Elle me tend une main que je serre avec un grand sourire.

- Enchanté Stéphanie.

- C’est Stéphany, avec un « y ».

- Pardon, enchanté Stéphany.

- Ça parait pas, mais je sais toujours quand quelqu’un fait une faute dans mon prénom, même à l’oral.

André arrive à notre hauteur et me sourit comme un demeuré. Stéphany nous tourne le dos aussitôt. Je devine qu’il n’est pas exactement son genre d’homme (ou d’humain).

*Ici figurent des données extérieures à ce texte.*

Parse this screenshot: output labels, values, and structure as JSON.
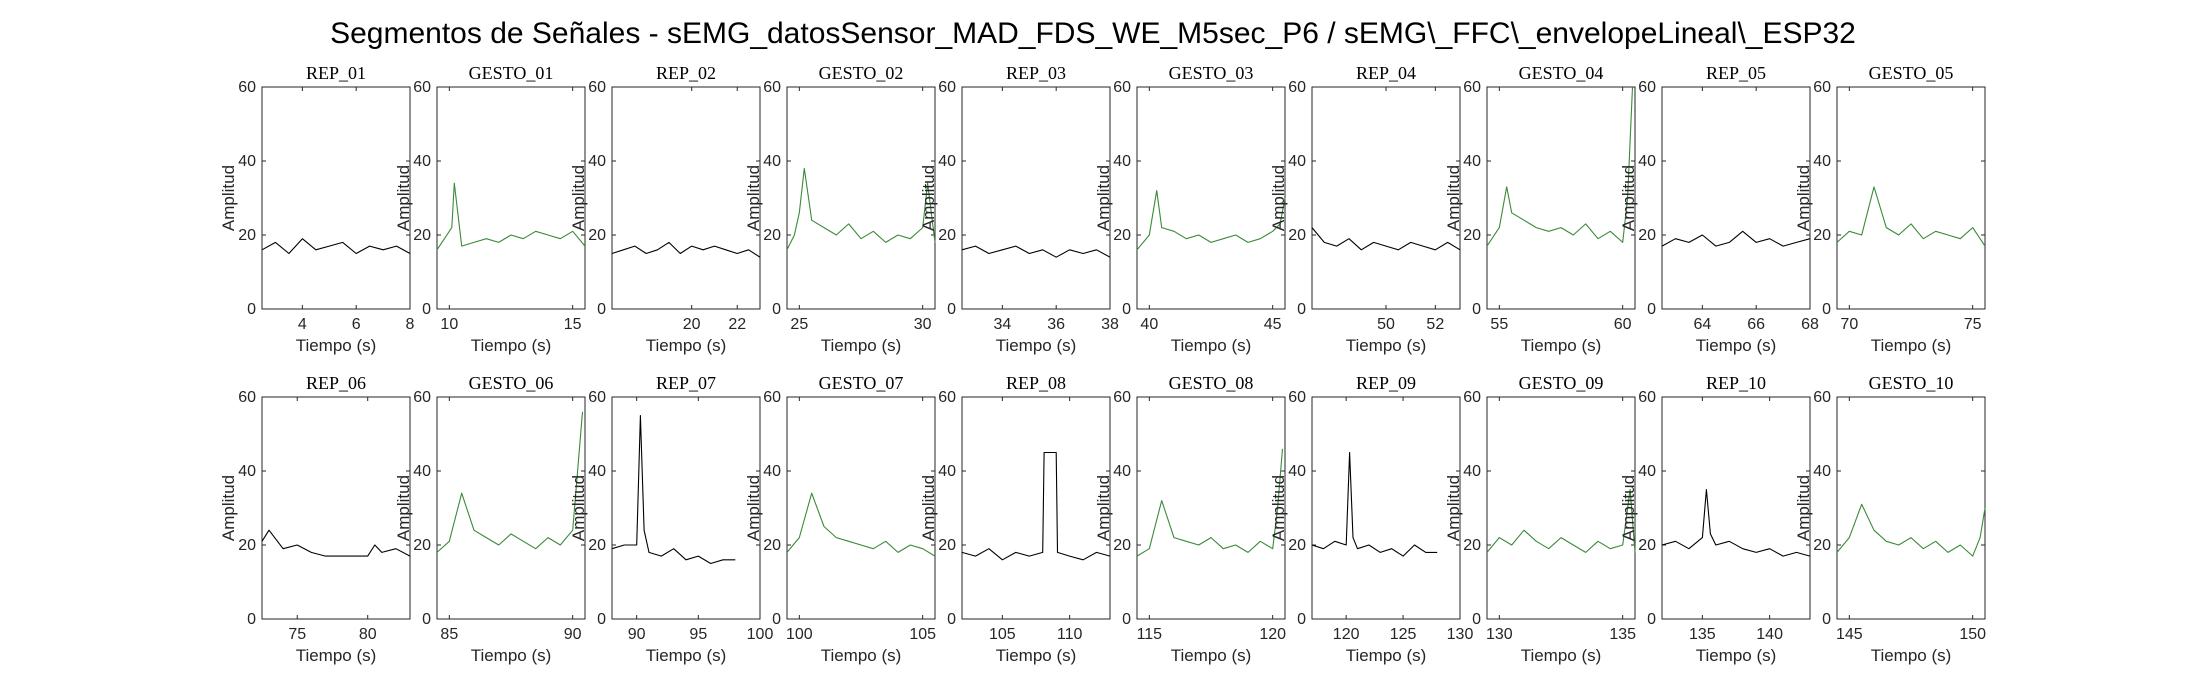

On passe la porte et André me lance encore un coup de coude dans les côtes.

- Petit cochon! Et puis? Ça s’est passé comment?

- Je sais pas, tu demanderas à Paul.

Et je le plaque là, alors qu’il se demande quel est le lien entre Paul et Stéphany.

Moi je sais que je ne supporterai plus les sautes d’humeur de Paul.

J’en souris comme un con en marchant vers Églantine, qui est stationnée deux rues plus loin.